Transitioning back home from the World Race is a challenge every time. I just got back from my third race after leading a WR gap year trip for the last nine months and having to “re-enter” back to American culture is as trying a task as any month on the Race.
Sure, seeing my brother and sisters, mom and dad, little niece Samantha and my new nephew Gabriel helped out a lot with this transition back “home”, however, leaving the race is still one of those hurdles every World Racer faces.
If you don’t approach re-entry well you can find yourself lying face down on the track wondering why you aren’t moving forward.
Returning to the states was not difficult for me in all the ways you may have heard, or have thought, about leaving the third world.
I’ve had the common reactions at the grocery store, where, you go from a four choice selection over seas to a wonderland of sugar and color in the states. It’s perplexing at first.
Or that time after my first World Race in 2012 when my parents took me out to dinner and I had to go to the restroom after looking at the menu because the prices for a meal was what I had been spending in a week over seas and could feed a family from where I had just left.
Those times were a stretch, but those aren’t the hurdle I’m referring to. In those instances, I learned to be content in abundance. That the Lord has blessed our nation and to be thankful for those blessing.
My hurdle lies in my loss of community.
One of the biggest revelations I’ve received from my life following the Lord is His heart for the church.
It’s the love we have for each other that lets the world see the heart of the Father. Jesus prayed for unity within his disciples before he was going to be brutally killed and abandoned. The race truly does give people the opportunity to walk in that love and unity He prayed for.
It’s why I love the race.
But when the race ends, each time I feel that loss of connection with those people closest to me. It hurts, but that loss doesn’t keep me from investing again. It just forces me to seek the Lord more.
I’ve loved being back in Gainesville for project searchlight. For those of you unfamiliar with project searchlight it’s an opportunity for squads to debrief how their transition home is going and it takes place in Georgia about a month after getting home.
More importantly than the debriefing time is the time you take to set aside and seek the Lord for your next season and thank Him for the last.
Seeking the Lord takes more intentionality in the States.
Between data, and Facebook and Netflix and comfy beds, being intentional takes real effort.
Project searchlight has been a time for me to grieve the loss of a good season of life and thank the Lord for it.

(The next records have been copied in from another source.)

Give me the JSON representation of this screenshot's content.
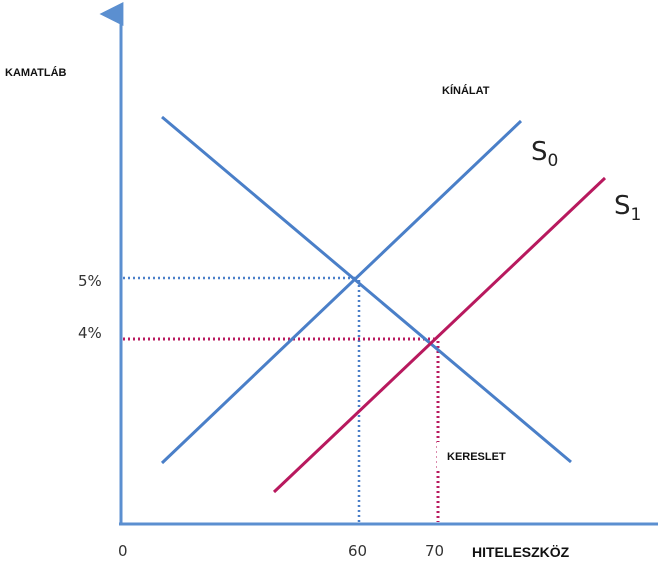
{
  "axes": {
    "y_label": "KAMATLÁB",
    "x_label": "HITELESZKÖZ",
    "origin_label": "0"
  },
  "ticks": {
    "y": [
      {
        "label": "5%",
        "value": 5
      },
      {
        "label": "4%",
        "value": 4
      }
    ],
    "x": [
      {
        "label": "60",
        "value": 60
      },
      {
        "label": "70",
        "value": 70
      }
    ]
  },
  "curves": {
    "supply_title": "KÍNÁLAT",
    "demand_title": "KERESLET",
    "s0": {
      "letter": "S",
      "sub": "0"
    },
    "s1": {
      "letter": "S",
      "sub": "1"
    }
  },
  "colors": {
    "blue": "#4a7fc8",
    "magenta": "#b8195e",
    "axis": "#5b8fd0"
  },
  "equilibria": [
    {
      "name": "initial",
      "quantity": 60,
      "rate_percent": 5
    },
    {
      "name": "after-shift",
      "quantity": 70,
      "rate_percent": 4
    }
  ]
}
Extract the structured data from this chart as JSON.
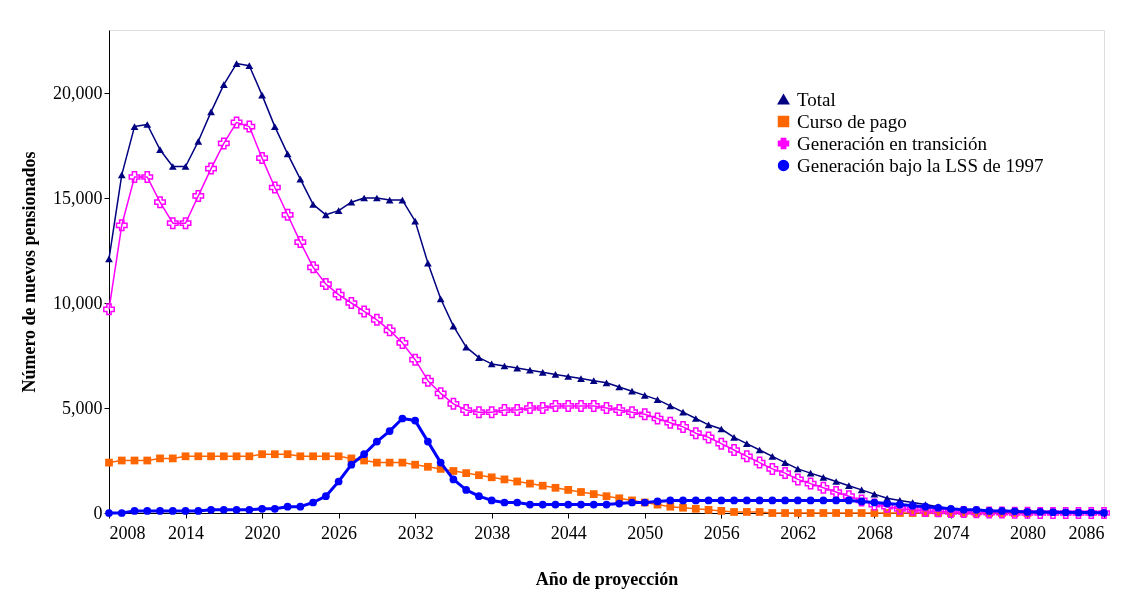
{
  "chart_data": {
    "type": "line",
    "xlabel": "Año de proyección",
    "ylabel": "Número de nuevos pensionados",
    "x": [
      2008,
      2009,
      2010,
      2011,
      2012,
      2013,
      2014,
      2015,
      2016,
      2017,
      2018,
      2019,
      2020,
      2021,
      2022,
      2023,
      2024,
      2025,
      2026,
      2027,
      2028,
      2029,
      2030,
      2031,
      2032,
      2033,
      2034,
      2035,
      2036,
      2037,
      2038,
      2039,
      2040,
      2041,
      2042,
      2043,
      2044,
      2045,
      2046,
      2047,
      2048,
      2049,
      2050,
      2051,
      2052,
      2053,
      2054,
      2055,
      2056,
      2057,
      2058,
      2059,
      2060,
      2061,
      2062,
      2063,
      2064,
      2065,
      2066,
      2067,
      2068,
      2069,
      2070,
      2071,
      2072,
      2073,
      2074,
      2075,
      2076,
      2077,
      2078,
      2079,
      2080,
      2081,
      2082,
      2083,
      2084,
      2085,
      2086
    ],
    "series": [
      {
        "name": "Total",
        "color": "#000080",
        "marker": "triangle",
        "values": [
          12100,
          16100,
          18400,
          18500,
          17300,
          16500,
          16500,
          17700,
          19100,
          20400,
          21400,
          21300,
          19900,
          18400,
          17100,
          15900,
          14700,
          14200,
          14400,
          14800,
          15000,
          15000,
          14900,
          14900,
          13900,
          11900,
          10200,
          8900,
          7900,
          7400,
          7100,
          7000,
          6900,
          6800,
          6700,
          6600,
          6500,
          6400,
          6300,
          6200,
          6000,
          5800,
          5600,
          5400,
          5100,
          4800,
          4500,
          4200,
          4000,
          3600,
          3300,
          3000,
          2700,
          2400,
          2100,
          1900,
          1700,
          1500,
          1300,
          1100,
          900,
          700,
          600,
          500,
          400,
          300,
          200,
          null,
          null,
          null,
          null,
          null,
          null,
          null,
          null,
          null,
          null,
          null,
          null
        ]
      },
      {
        "name": "Curso de pago",
        "color": "#ff6600",
        "marker": "square",
        "values": [
          2400,
          2500,
          2500,
          2500,
          2600,
          2600,
          2700,
          2700,
          2700,
          2700,
          2700,
          2700,
          2800,
          2800,
          2800,
          2700,
          2700,
          2700,
          2700,
          2600,
          2500,
          2400,
          2400,
          2400,
          2300,
          2200,
          2100,
          2000,
          1900,
          1800,
          1700,
          1600,
          1500,
          1400,
          1300,
          1200,
          1100,
          1000,
          900,
          800,
          700,
          600,
          500,
          400,
          300,
          250,
          200,
          150,
          100,
          50,
          50,
          50,
          0,
          0,
          0,
          0,
          0,
          0,
          0,
          0,
          0,
          0,
          0,
          0,
          0,
          0,
          0,
          0,
          0,
          0,
          0,
          0,
          0,
          null,
          null,
          null,
          null,
          null,
          null
        ]
      },
      {
        "name": "Generación en transición",
        "color": "#ff00ff",
        "marker": "cross",
        "values": [
          9700,
          13700,
          16000,
          16000,
          14800,
          13800,
          13800,
          15100,
          16400,
          17600,
          18600,
          18400,
          16900,
          15500,
          14200,
          12900,
          11700,
          10900,
          10400,
          10000,
          9600,
          9200,
          8700,
          8100,
          7300,
          6300,
          5700,
          5200,
          4900,
          4800,
          4800,
          4900,
          4900,
          5000,
          5000,
          5100,
          5100,
          5100,
          5100,
          5000,
          4900,
          4800,
          4700,
          4500,
          4300,
          4100,
          3800,
          3600,
          3300,
          3000,
          2700,
          2400,
          2100,
          1900,
          1600,
          1400,
          1200,
          1000,
          800,
          600,
          400,
          300,
          200,
          150,
          100,
          80,
          50,
          50,
          30,
          20,
          20,
          10,
          10,
          0,
          0,
          0,
          0,
          0,
          0
        ]
      },
      {
        "name": "Generación bajo la LSS de 1997",
        "color": "#0000ff",
        "marker": "circle",
        "values": [
          0,
          0,
          100,
          100,
          100,
          100,
          100,
          100,
          150,
          150,
          150,
          150,
          200,
          200,
          300,
          300,
          500,
          800,
          1500,
          2300,
          2800,
          3400,
          3900,
          4500,
          4400,
          3400,
          2400,
          1600,
          1100,
          800,
          600,
          500,
          500,
          400,
          400,
          400,
          400,
          400,
          400,
          400,
          450,
          500,
          500,
          550,
          600,
          600,
          600,
          600,
          600,
          600,
          600,
          600,
          600,
          600,
          600,
          600,
          600,
          600,
          600,
          550,
          500,
          450,
          400,
          350,
          300,
          250,
          200,
          150,
          150,
          100,
          100,
          80,
          50,
          50,
          40,
          30,
          20,
          20,
          10
        ]
      }
    ],
    "xlim": [
      2008,
      2086
    ],
    "xticks": [
      2008,
      2014,
      2020,
      2026,
      2032,
      2038,
      2044,
      2050,
      2056,
      2062,
      2068,
      2074,
      2080,
      2086
    ],
    "ylim": [
      0,
      23000
    ],
    "yticks": [
      0,
      {
        "value": 5000,
        "label": "5,000"
      },
      {
        "value": 10000,
        "label": "10,000"
      },
      {
        "value": 15000,
        "label": "15,000"
      },
      {
        "value": 20000,
        "label": "20,000"
      }
    ],
    "legend": "top right",
    "grid": false
  }
}
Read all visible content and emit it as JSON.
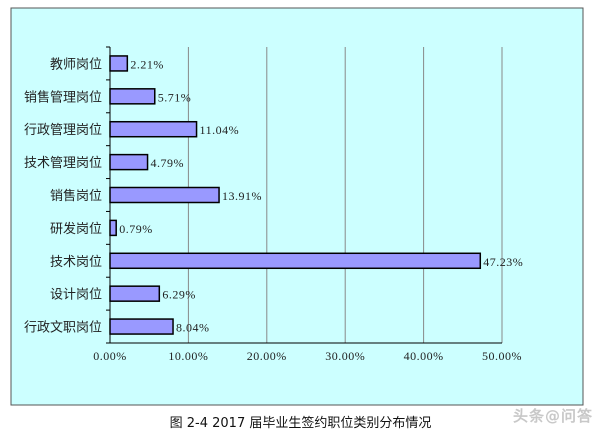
{
  "chart_data": {
    "type": "bar",
    "orientation": "horizontal",
    "categories": [
      "教师岗位",
      "销售管理岗位",
      "行政管理岗位",
      "技术管理岗位",
      "销售岗位",
      "研发岗位",
      "技术岗位",
      "设计岗位",
      "行政文职岗位"
    ],
    "values": [
      2.21,
      5.71,
      11.04,
      4.79,
      13.91,
      0.79,
      47.23,
      6.29,
      8.04
    ],
    "value_labels": [
      "2.21%",
      "5.71%",
      "11.04%",
      "4.79%",
      "13.91%",
      "0.79%",
      "47.23%",
      "6.29%",
      "8.04%"
    ],
    "xlim": [
      0,
      50
    ],
    "xticks": [
      0,
      10,
      20,
      30,
      40,
      50
    ],
    "xtick_labels": [
      "0.00%",
      "10.00%",
      "20.00%",
      "30.00%",
      "40.00%",
      "50.00%"
    ],
    "grid": true,
    "legend": "none",
    "colors": {
      "plot_background": "#ccffff",
      "bar_fill": "#9999ff",
      "bar_stroke": "#000000",
      "grid": "#888888"
    }
  },
  "caption": "图 2-4 2017 届毕业生签约职位类别分布情况",
  "watermark": "头条@问答"
}
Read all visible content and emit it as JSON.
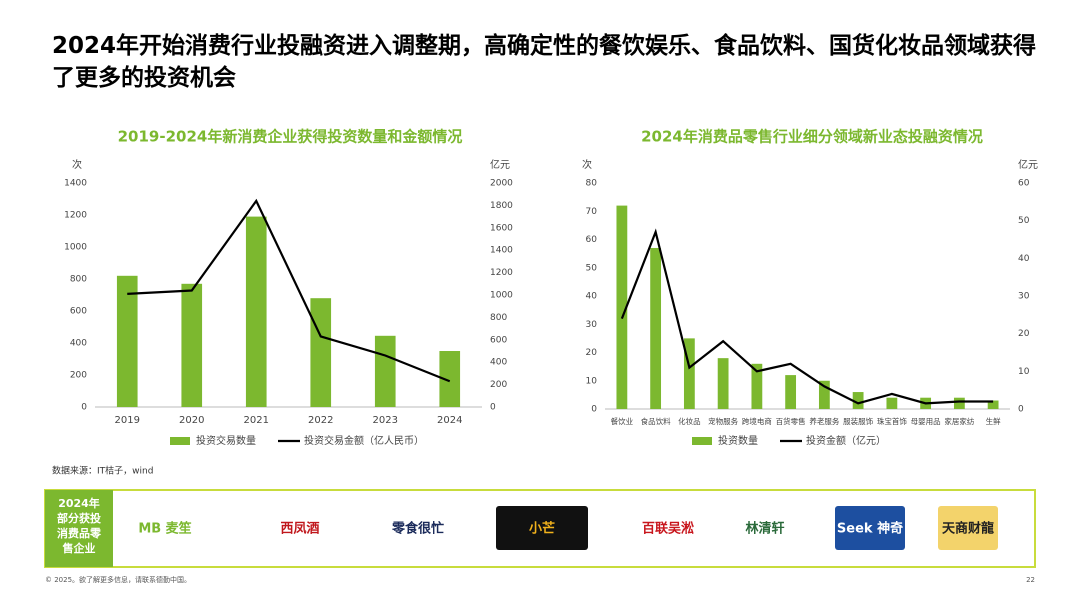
{
  "title": "2024年开始消费行业投融资进入调整期，高确定性的餐饮娱乐、食品饮料、国货化妆品领域获得了更多的投资机会",
  "chart_data": [
    {
      "type": "combo",
      "title": "2019-2024年新消费企业获得投资数量和金额情况",
      "ylabel": "次",
      "y2label": "亿元",
      "categories": [
        "2019",
        "2020",
        "2021",
        "2022",
        "2023",
        "2024"
      ],
      "series": [
        {
          "name": "投资交易数量",
          "type": "bar",
          "color": "#7cb82f",
          "values": [
            820,
            770,
            1190,
            680,
            445,
            350
          ]
        },
        {
          "name": "投资交易金额（亿人民币）",
          "type": "line",
          "axis": "y2",
          "color": "#000000",
          "values": [
            1010,
            1040,
            1840,
            630,
            460,
            230
          ]
        }
      ],
      "ylim": [
        0,
        1400
      ],
      "yticks": [
        0,
        200,
        400,
        600,
        800,
        1000,
        1200,
        1400
      ],
      "y2lim": [
        0,
        2000
      ],
      "y2ticks": [
        0,
        200,
        400,
        600,
        800,
        1000,
        1200,
        1400,
        1600,
        1800,
        2000
      ],
      "grid": false
    },
    {
      "type": "combo",
      "title": "2024年消费品零售行业细分领域新业态投融资情况",
      "ylabel": "次",
      "y2label": "亿元",
      "categories": [
        "餐饮业",
        "食品饮料",
        "化妆品",
        "宠物服务",
        "跨境电商",
        "百货零售",
        "养老服务",
        "服装服饰",
        "珠宝首饰",
        "母婴用品",
        "家居家纺",
        "生鲜"
      ],
      "series": [
        {
          "name": "投资数量",
          "type": "bar",
          "color": "#7cb82f",
          "values": [
            72,
            57,
            25,
            18,
            16,
            12,
            10,
            6,
            4,
            4,
            4,
            3
          ]
        },
        {
          "name": "投资金额（亿元）",
          "type": "line",
          "axis": "y2",
          "color": "#000000",
          "values": [
            24,
            47,
            11,
            18,
            10,
            12,
            6,
            1.5,
            4,
            1.5,
            2,
            2
          ]
        }
      ],
      "ylim": [
        0,
        80
      ],
      "yticks": [
        0,
        10,
        20,
        30,
        40,
        50,
        60,
        70,
        80
      ],
      "y2lim": [
        0,
        60
      ],
      "y2ticks": [
        0,
        10,
        20,
        30,
        40,
        50,
        60
      ],
      "grid": false
    }
  ],
  "source": "数据来源：IT桔子，wind",
  "panel": {
    "label": "2024年部分获投消费品零售企业",
    "logos": [
      "MB 麦笙",
      "西凤酒",
      "零食很忙",
      "小芒",
      "百联吴淞",
      "林清轩",
      "Seek 神奇",
      "天商财龍"
    ]
  },
  "footer": "© 2025。欲了解更多信息，请联系德勤中国。",
  "page": "22"
}
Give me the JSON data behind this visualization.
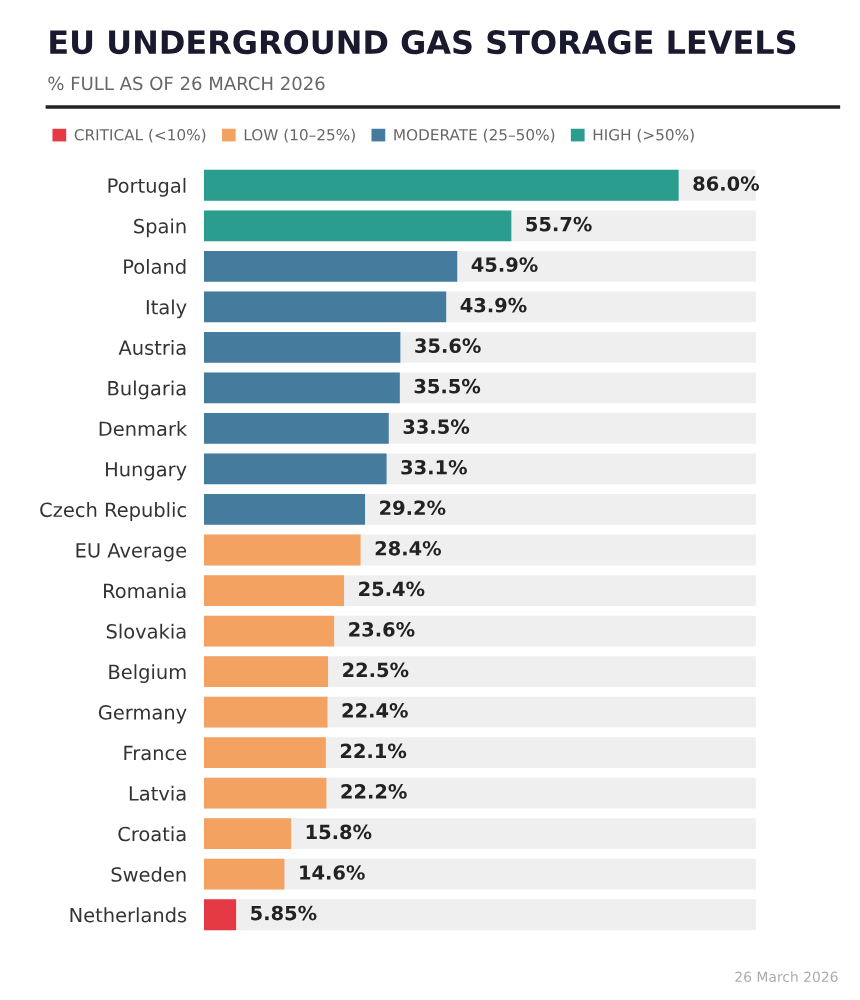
{
  "chart_data": {
    "type": "bar",
    "orientation": "horizontal",
    "title": "EU UNDERGROUND GAS STORAGE LEVELS",
    "subtitle": "% FULL AS OF 26 MARCH 2026",
    "categories": [
      "Portugal",
      "Spain",
      "Poland",
      "Italy",
      "Austria",
      "Bulgaria",
      "Denmark",
      "Hungary",
      "Czech Republic",
      "EU Average",
      "Romania",
      "Slovakia",
      "Belgium",
      "Germany",
      "France",
      "Latvia",
      "Croatia",
      "Sweden",
      "Netherlands"
    ],
    "series": [
      {
        "name": "CRITICAL (<10%)",
        "color": "#e63946",
        "values": [
          null,
          null,
          null,
          null,
          null,
          null,
          null,
          null,
          null,
          null,
          null,
          null,
          null,
          null,
          null,
          null,
          null,
          null,
          5.85
        ],
        "value_labels": [
          null,
          null,
          null,
          null,
          null,
          null,
          null,
          null,
          null,
          null,
          null,
          null,
          null,
          null,
          null,
          null,
          null,
          null,
          "5.85%"
        ]
      },
      {
        "name": "LOW (10–25%)",
        "color": "#f4a261",
        "values": [
          null,
          null,
          null,
          null,
          null,
          null,
          null,
          null,
          null,
          28.4,
          25.4,
          23.6,
          22.5,
          22.4,
          22.1,
          22.2,
          15.8,
          14.6,
          null
        ],
        "value_labels": [
          null,
          null,
          null,
          null,
          null,
          null,
          null,
          null,
          null,
          "28.4%",
          "25.4%",
          "23.6%",
          "22.5%",
          "22.4%",
          "22.1%",
          "22.2%",
          "15.8%",
          "14.6%",
          null
        ]
      },
      {
        "name": "MODERATE (25–50%)",
        "color": "#457b9d",
        "values": [
          null,
          null,
          45.9,
          43.9,
          35.6,
          35.5,
          33.5,
          33.1,
          29.2,
          null,
          null,
          null,
          null,
          null,
          null,
          null,
          null,
          null,
          null
        ],
        "value_labels": [
          null,
          null,
          "45.9%",
          "43.9%",
          "35.6%",
          "35.5%",
          "33.5%",
          "33.1%",
          "29.2%",
          null,
          null,
          null,
          null,
          null,
          null,
          null,
          null,
          null,
          null
        ]
      },
      {
        "name": "HIGH (>50%)",
        "color": "#2a9d8f",
        "values": [
          86.0,
          55.7,
          null,
          null,
          null,
          null,
          null,
          null,
          null,
          null,
          null,
          null,
          null,
          null,
          null,
          null,
          null,
          null,
          null
        ],
        "value_labels": [
          "86.0%",
          "55.7%",
          null,
          null,
          null,
          null,
          null,
          null,
          null,
          null,
          null,
          null,
          null,
          null,
          null,
          null,
          null,
          null,
          null
        ]
      }
    ],
    "xlim": [
      0,
      100
    ],
    "tick_labels": "y",
    "grid": false,
    "legend": "top",
    "annotations": [
      "26 March 2026"
    ]
  }
}
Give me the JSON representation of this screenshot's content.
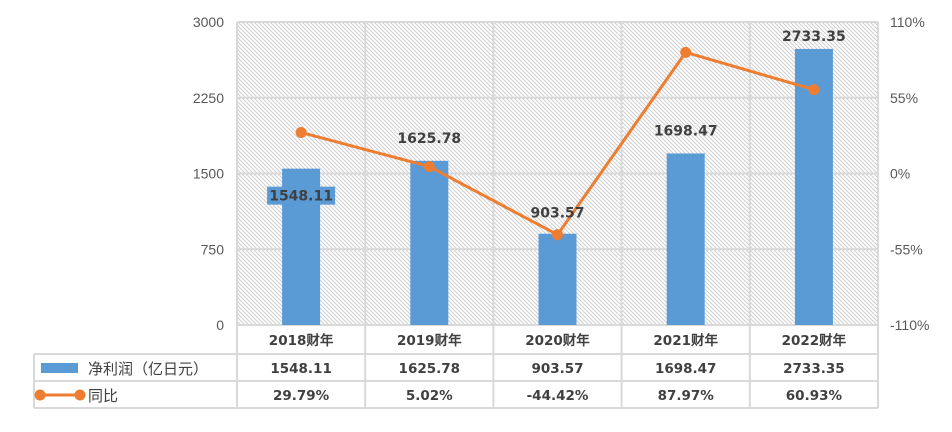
{
  "chart_data": {
    "type": "bar+line",
    "categories": [
      "2018财年",
      "2019财年",
      "2020财年",
      "2021财年",
      "2022财年"
    ],
    "series": [
      {
        "name": "净利润（亿日元）",
        "type": "bar",
        "axis": "left",
        "values": [
          1548.11,
          1625.78,
          903.57,
          1698.47,
          2733.35
        ],
        "labels": [
          "1548.11",
          "1625.78",
          "903.57",
          "1698.47",
          "2733.35"
        ]
      },
      {
        "name": "同比",
        "type": "line",
        "axis": "right",
        "values": [
          29.79,
          5.02,
          -44.42,
          87.97,
          60.93
        ],
        "labels": [
          "29.79%",
          "5.02%",
          "-44.42%",
          "87.97%",
          "60.93%"
        ]
      }
    ],
    "left_axis": {
      "ylim": [
        0,
        3000
      ],
      "ticks": [
        "0",
        "750",
        "1500",
        "2250",
        "3000"
      ]
    },
    "right_axis": {
      "ylim": [
        -110,
        110
      ],
      "ticks": [
        "-110%",
        "-55%",
        "0%",
        "55%",
        "110%"
      ]
    },
    "data_table": true,
    "colors": {
      "bar": "#5B9BD5",
      "line": "#ED7D31",
      "grid": "#D9D9D9"
    }
  }
}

A time to see my squad walking out their identities and using their gifting.
I love Jason’s heart for mercy, Kyle’s goodness and kindness, Caleb’s passion for worship, Mckayla’s steadfastness and peace, Emily’s gentleness, Lincoln and Sarah Catherine’s ear for the Lords voice.
These are the gifts given for the Church and if in a season of loss or transition you aren’t intentional with being plugged into the body or seeking the Father you may find that next hurdle in life to high to clear.
Thanks for supporting me as I lead.
This season has really been a blessing and I look forward to the next.